Methylsulfonylmethane, which is often abbreviated to MSM, is a sulfurous substance that is found naturally in your body. MSM is sold as nutritional supplements for a variety of health-promoting purposes. As with any nutritional supplement you should talk to your health care practitioner before supplementing with MSM.
MSM is found in food and dietary sources, including fruits and vegetables, alfalfa, fish, grains, certain species of algae, milk, tea, and coffee. MSM is also produced in your body, which means that you do not need to obtain it from your diet in order to sustain life. Due to the sulfur that is naturally contained in MSM, it helps to detoxify heavy metals and promotes healthy liver function. In addition, certified nutritional consultant Phyllis Balch says in her book, “Prescription for Nutritional Healing,” that MSM promotes healthy hair, skin and nails.

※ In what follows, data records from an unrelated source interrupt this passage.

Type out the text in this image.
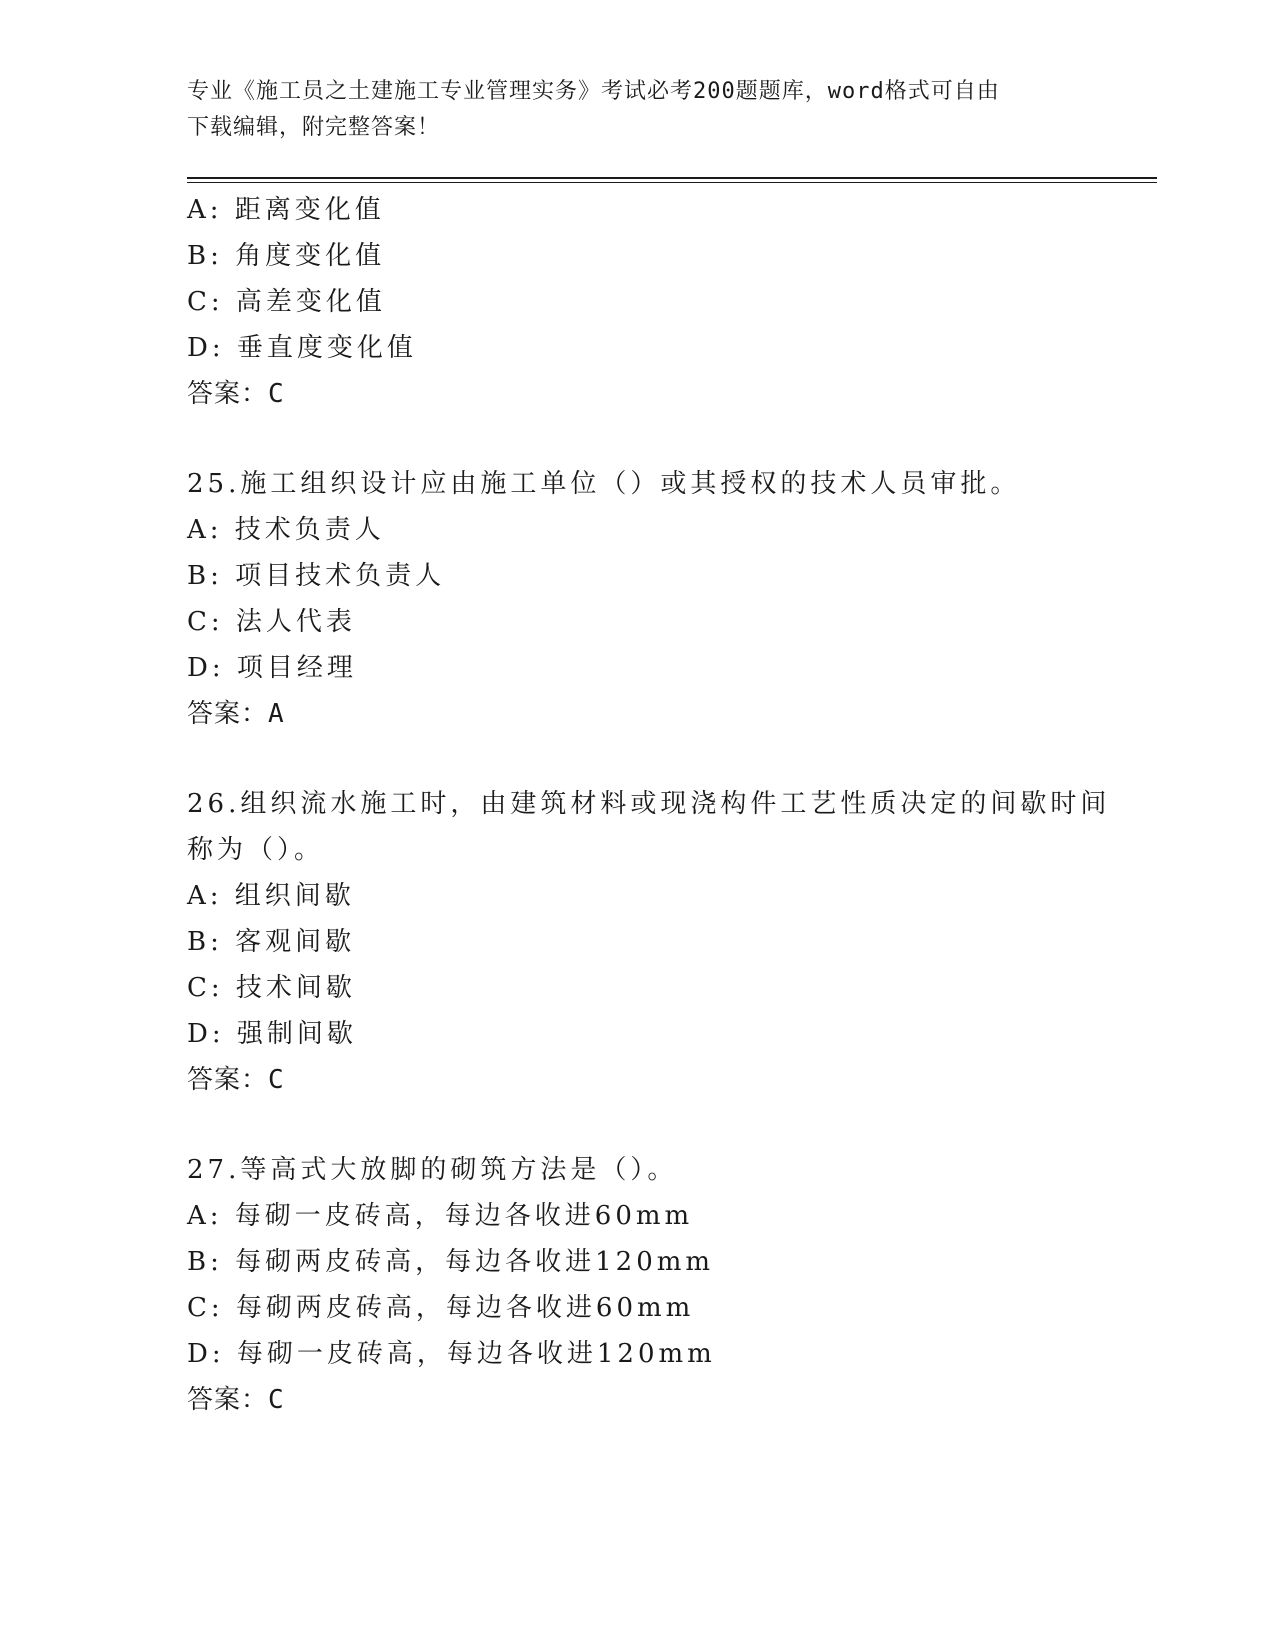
专业《施工员之土建施工专业管理实务》考试必考200题题库，word格式可自由
下载编辑，附完整答案！
A: 距离变化值
B: 角度变化值
C: 高差变化值
D: 垂直度变化值
答案：C
25.施工组织设计应由施工单位（）或其授权的技术人员审批。
A: 技术负责人
B: 项目技术负责人
C: 法人代表
D: 项目经理
答案：A
26.组织流水施工时，由建筑材料或现浇构件工艺性质决定的间歇时间
称为（）。
A: 组织间歇
B: 客观间歇
C: 技术间歇
D: 强制间歇
答案：C
27.等高式大放脚的砌筑方法是（）。
A: 每砌一皮砖高，每边各收进60mm
B: 每砌两皮砖高，每边各收进120mm
C: 每砌两皮砖高，每边各收进60mm
D: 每砌一皮砖高，每边各收进120mm
答案：C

MSM and Inflammatory Disorders
Alternative medical practitioners suggest that MSM supplements help treat chronic pain and a variety of inflammatory disorders, including rheumatoid arthritis, osteoporosis, bursitis, tenosynovitis, tendinitis and eye inflammation. According to “Natural Medicines Comprehensive Database,” MSM is arguably most commonly used for the treatment of osteoarthritis, and multiple studies have found that 3 g of MSM, twice daily, can modestly reduce osteoarthritis-related pain and swelling and enhance joint function. It should be noted, however, that some patients may not consider the modest benefit to be clinically significant.
MSM and Allergies
MSM helps to reduce histamine in your body, which is the inflammatory substance responsible for many allergy symptoms. MSM is therefore recommended by some alternative medicine practitioners for the treatment of allergies. “Natural Medicines Comprehensive Database” warns that as of 2011, only one clinical study has examined the effectiveness of MSM as an anti-allergy treatment. The study was cited in the April 2002 edition of “Journal of Alternative and Complementary Medicine” and it examined the effects of MSM on seasonal allergic rhinitis. The 50 subjects who participated were given 2,600 mg of MSM daily for 30 days. At the end of the study, the participants experienced a reduction in respiratory and nasal symptoms as well as an increase in energy.
People also use MSM to help treat muscle cramps and pain, asthma, depression, scleroderma, scar tissue, stretch marks, hair loss, wrinkles, periodontal disease, gastrointestinal upset, chronic constipation, interstitial cystitis, gastric hyperacidity, ulcers, diverticulosis, premenstrual syndrome, poor circulation, hypertension and elevated serum cholesterol. In addition, MSM is used to help protect against sunburn and windburn and to promote wound healing. More research needs to be done to confirm the efficacy of MSM for these purposes, however.